I settled into my narrow efficiency apartment and my lackadaisical teaching schedule, and I thought I was doing all right.  I was dependent on canned coffee – there are an infinite number of canned-coffee brands in Korea, and I found the most potent, cheap, and virulent brand – maize yellow and black in six-ounce cans.  

Several months later, as my contract year was heading into its last heat, I started to feel lousy again.  Tired all the time, slow all the time, unable to concentrate or muster any energy.  And my lovely, supportive group of friends in Korea noted the mild deterioration and told me I should see a doctor.  

(I had been second-guessing myself: What if I’m not sleeping well because I’m not sleeping well?  What if I feel sluggish because I drink coffee all the time so I can stay awake?  What if I just want more thyroid hormone so I can lose weight or something, and not because I seem to be having a recurrence of thyroid symptoms?)  

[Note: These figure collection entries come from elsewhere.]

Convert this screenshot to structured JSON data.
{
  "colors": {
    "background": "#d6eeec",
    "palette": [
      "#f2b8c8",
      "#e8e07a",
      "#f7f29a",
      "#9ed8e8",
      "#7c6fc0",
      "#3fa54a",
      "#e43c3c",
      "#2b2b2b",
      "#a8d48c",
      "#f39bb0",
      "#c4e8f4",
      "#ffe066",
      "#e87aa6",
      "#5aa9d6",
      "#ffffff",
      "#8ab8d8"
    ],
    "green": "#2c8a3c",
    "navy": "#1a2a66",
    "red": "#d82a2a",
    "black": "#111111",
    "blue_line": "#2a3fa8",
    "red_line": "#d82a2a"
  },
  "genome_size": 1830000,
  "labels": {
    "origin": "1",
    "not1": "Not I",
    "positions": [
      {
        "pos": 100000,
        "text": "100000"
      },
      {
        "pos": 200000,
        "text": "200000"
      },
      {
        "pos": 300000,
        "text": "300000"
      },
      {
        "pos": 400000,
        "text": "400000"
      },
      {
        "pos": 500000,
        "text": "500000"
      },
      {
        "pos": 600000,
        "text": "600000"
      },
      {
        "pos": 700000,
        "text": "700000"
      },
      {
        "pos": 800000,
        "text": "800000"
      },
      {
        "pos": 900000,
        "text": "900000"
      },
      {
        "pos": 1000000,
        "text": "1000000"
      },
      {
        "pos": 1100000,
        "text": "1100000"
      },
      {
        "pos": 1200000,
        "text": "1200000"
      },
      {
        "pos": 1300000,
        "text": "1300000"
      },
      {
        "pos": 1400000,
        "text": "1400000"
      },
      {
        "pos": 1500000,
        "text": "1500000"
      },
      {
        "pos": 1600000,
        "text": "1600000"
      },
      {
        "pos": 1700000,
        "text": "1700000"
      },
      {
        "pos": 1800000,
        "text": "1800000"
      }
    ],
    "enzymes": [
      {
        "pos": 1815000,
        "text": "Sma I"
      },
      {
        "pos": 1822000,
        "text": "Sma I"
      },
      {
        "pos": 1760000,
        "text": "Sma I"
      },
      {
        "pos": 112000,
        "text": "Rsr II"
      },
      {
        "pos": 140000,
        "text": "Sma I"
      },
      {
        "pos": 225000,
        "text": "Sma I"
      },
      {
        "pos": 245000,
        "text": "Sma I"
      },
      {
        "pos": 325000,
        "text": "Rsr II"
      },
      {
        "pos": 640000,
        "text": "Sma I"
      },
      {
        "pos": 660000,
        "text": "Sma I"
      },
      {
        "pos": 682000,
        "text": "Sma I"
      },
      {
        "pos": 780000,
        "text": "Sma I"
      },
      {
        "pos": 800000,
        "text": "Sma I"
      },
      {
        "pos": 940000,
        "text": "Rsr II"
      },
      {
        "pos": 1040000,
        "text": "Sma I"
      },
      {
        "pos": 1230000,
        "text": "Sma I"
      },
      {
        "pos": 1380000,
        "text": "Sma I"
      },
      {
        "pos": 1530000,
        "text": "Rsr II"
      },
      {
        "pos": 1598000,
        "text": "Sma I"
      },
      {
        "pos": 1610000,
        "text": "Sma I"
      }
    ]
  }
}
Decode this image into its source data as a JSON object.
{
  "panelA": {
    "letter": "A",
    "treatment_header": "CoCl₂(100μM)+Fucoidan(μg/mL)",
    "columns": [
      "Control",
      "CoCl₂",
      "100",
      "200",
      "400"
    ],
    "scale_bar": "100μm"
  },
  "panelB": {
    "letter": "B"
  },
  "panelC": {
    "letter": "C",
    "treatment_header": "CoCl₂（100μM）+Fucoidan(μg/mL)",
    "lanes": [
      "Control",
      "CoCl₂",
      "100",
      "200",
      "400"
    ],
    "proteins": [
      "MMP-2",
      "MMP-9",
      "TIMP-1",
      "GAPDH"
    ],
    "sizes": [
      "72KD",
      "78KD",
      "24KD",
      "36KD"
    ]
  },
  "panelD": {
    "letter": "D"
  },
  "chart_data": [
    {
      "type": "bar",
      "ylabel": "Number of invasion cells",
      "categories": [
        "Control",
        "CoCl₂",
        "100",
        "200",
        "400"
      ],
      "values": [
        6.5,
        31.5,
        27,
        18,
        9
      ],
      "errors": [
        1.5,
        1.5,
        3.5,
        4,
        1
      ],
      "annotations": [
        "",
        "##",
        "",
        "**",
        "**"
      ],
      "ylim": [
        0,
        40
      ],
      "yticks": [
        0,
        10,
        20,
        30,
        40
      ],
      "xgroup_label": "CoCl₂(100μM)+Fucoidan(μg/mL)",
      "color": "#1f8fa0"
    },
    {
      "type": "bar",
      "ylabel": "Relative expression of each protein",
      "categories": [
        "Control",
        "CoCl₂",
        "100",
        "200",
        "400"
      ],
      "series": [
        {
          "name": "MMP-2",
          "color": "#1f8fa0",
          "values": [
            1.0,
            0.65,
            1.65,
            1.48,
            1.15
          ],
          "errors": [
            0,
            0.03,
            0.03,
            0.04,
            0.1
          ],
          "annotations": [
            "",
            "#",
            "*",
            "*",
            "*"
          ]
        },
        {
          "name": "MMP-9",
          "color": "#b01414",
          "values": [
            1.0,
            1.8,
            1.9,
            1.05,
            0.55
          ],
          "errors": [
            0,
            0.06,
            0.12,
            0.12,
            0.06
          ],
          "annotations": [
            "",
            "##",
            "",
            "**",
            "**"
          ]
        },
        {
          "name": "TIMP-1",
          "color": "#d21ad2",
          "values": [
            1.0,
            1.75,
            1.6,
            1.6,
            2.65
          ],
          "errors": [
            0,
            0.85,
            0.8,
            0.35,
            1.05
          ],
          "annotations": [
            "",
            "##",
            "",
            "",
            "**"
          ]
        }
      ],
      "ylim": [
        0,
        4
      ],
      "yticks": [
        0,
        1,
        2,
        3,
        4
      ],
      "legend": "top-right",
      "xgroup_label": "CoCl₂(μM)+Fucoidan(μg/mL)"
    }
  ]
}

I went back to the local hospital, explained that I had started to feel cruddy again, that I was tired and subtly unhappy all the time.  They took a blood test, and then my doctor explained in his halting English – with frequent recourse to a pad of paper, on which he would write the same sentences he had just spoken – that I had thyroiditis.  He prescribed me a higher dose of synthetic thyroid hormone, which I duly started taking.

And within a week or so I felt like a whole new person.  It was the difference between being better and being well.  I could remember things!  I had energy!  I didn’t have to swill coffee drinks all day!

I also started doing some elementary research into “thyroiditis,” which the doctor hadn’t explained in depth.